Locals displayed regalia at a Traditional Tlingit Regalia Fashion Show at the Haines Library on May 26, 2016. (Jillian Rogers)

Researchers from New Mexico and Denmark were in Haines, Klukwan and Juneau the past couple months interviewing Alaska Native people about identity. After surveying more than 100 people, they presented the initial results from the study at the Haines Library and the Sealaska Heritage Institute in Juneau. (Audio courtesy of SHI.)

How strongly people connect with being Alaska Native could influence whether they feel more attached to their clan or their community. That’s one of the initial findings from a study led by Caitlin Stern and Jessie Barker.

Stern is from Haines originally but now is a fellow at the Santa Fe Institute in New Mexico. Barker is a researcher at Aarhus Institute in Denmark.

Barker explained how people identify with certain groups can impact their actions towards others. She said in one well-known psychological study, participants were asked to choose between two paintings.

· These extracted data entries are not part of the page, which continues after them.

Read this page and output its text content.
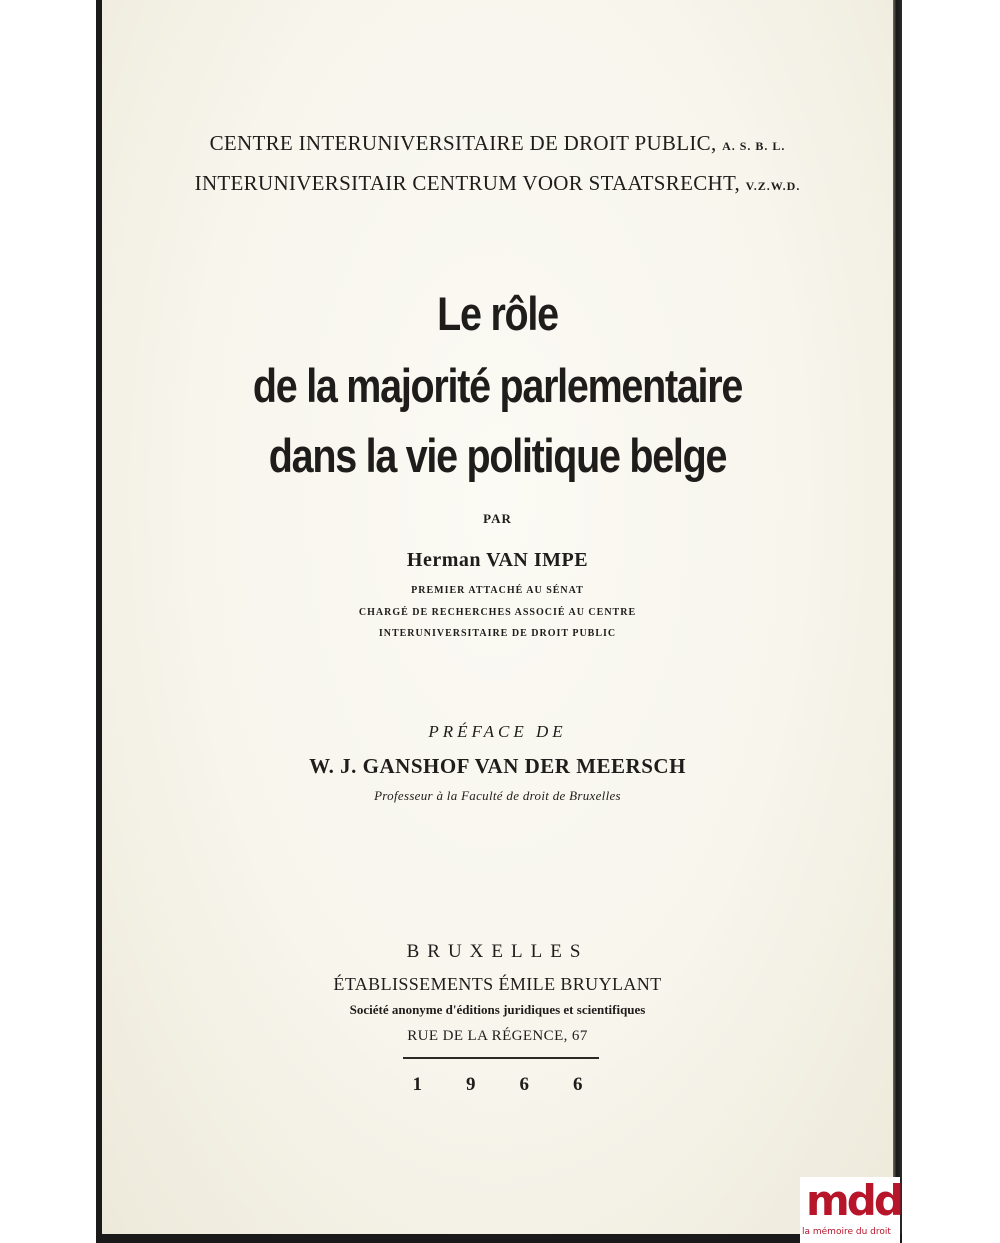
CENTRE INTERUNIVERSITAIRE DE DROIT PUBLIC, A. S. B. L.
INTERUNIVERSITAIR CENTRUM VOOR STAATSRECHT, V.Z.W.D.
Le rôle
de la majorité parlementaire
dans la vie politique belge
PAR
Herman VAN IMPE
PREMIER ATTACHÉ AU SÉNAT
CHARGÉ DE RECHERCHES ASSOCIÉ AU CENTRE
INTERUNIVERSITAIRE DE DROIT PUBLIC
PRÉFACE DE
W. J. GANSHOF VAN DER MEERSCH
Professeur à la Faculté de droit de Bruxelles
BRUXELLES
ÉTABLISSEMENTS ÉMILE BRUYLANT
Société anonyme d'éditions juridiques et scientifiques
RUE DE LA RÉGENCE, 67
1966
mdd
la mémoire du droit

“And they were divided into two groups based on which painting they preferred and then asked how willing they were to help somebody in the same group as them or a different group,” Barker said. “And people were much more helpful and generous towards people in their same group than the other group even though it was totally artificial, totally arbitrary and had only formed just a couple minutes before they asked these questions.”

Barker and Stern wanted to know how Alaska Native identity shapes interactions with others. They focused on Tlingit people, since the majority of the 171 participants in their survey identified as Tlingit. The participants were asked about three pieces of identity:

“The moiety that people belong to, secondly their clan, and thirdly their kwáan, or home community,” Barker said.

The Tlingit moieties are Raven and Eagle or Wolf. Within each, there are a number of clans. The people from a given clan may live across many different kwáans, or home communities.

“And this is one of the things that we are really interested in investigating, how this geographic distribution of members of the same clans plays into the connections people have, the different ways that people identify with people and place,” Barker said.

Stern then explained some of the initial results. They asked participants about their ethnic identity – how strongly they connect with being Alaska Native. They also asked how strongly people identify with their clan and community.  Stern says they looked at whether one connection is stronger than the other.

“We’re really interested in this question because this is something a lot of our participants brought up in their interviews and because of some previous research on this topic,” Stern said. “So George Emmons, who did some previous research on this topic, actually thought that village or town is just an accidental geographical grouping of clans. So he really thought clan was the most important thing to people.”

Some participants said clan was more important, some said home community. Stern says they looked at those results and tried to see if there were any differences based on age or gender, and there were none. Then, they compared how strongly people connect with being Alaska Native.

“So what we’re gonna ask is if the strength of ethnic identity influences whether people identify more strongly with their clan or their home community.”

The answer appears to be yes.

“People who identify more strongly as Alaska Native are more likely to identify with their clan than with their community,” Stern said.

The researchers also asked about ‘identity in action.’ They asked who would be most likely to ask you for help, and who would you be mostly likely to ask for help.

“So for both of these questions, the majority of people said they would be most likely to ask someone who is from the same community but a different clan for help,” Stern said.

Barker and Stern say they have a lot more analysis to do from the survey and interview results. The researchers say their study is one of the first to investigate these aspects of identity in Alaska Natives. They say the cultural resurgence happening now makes it an exciting time to ask these questions.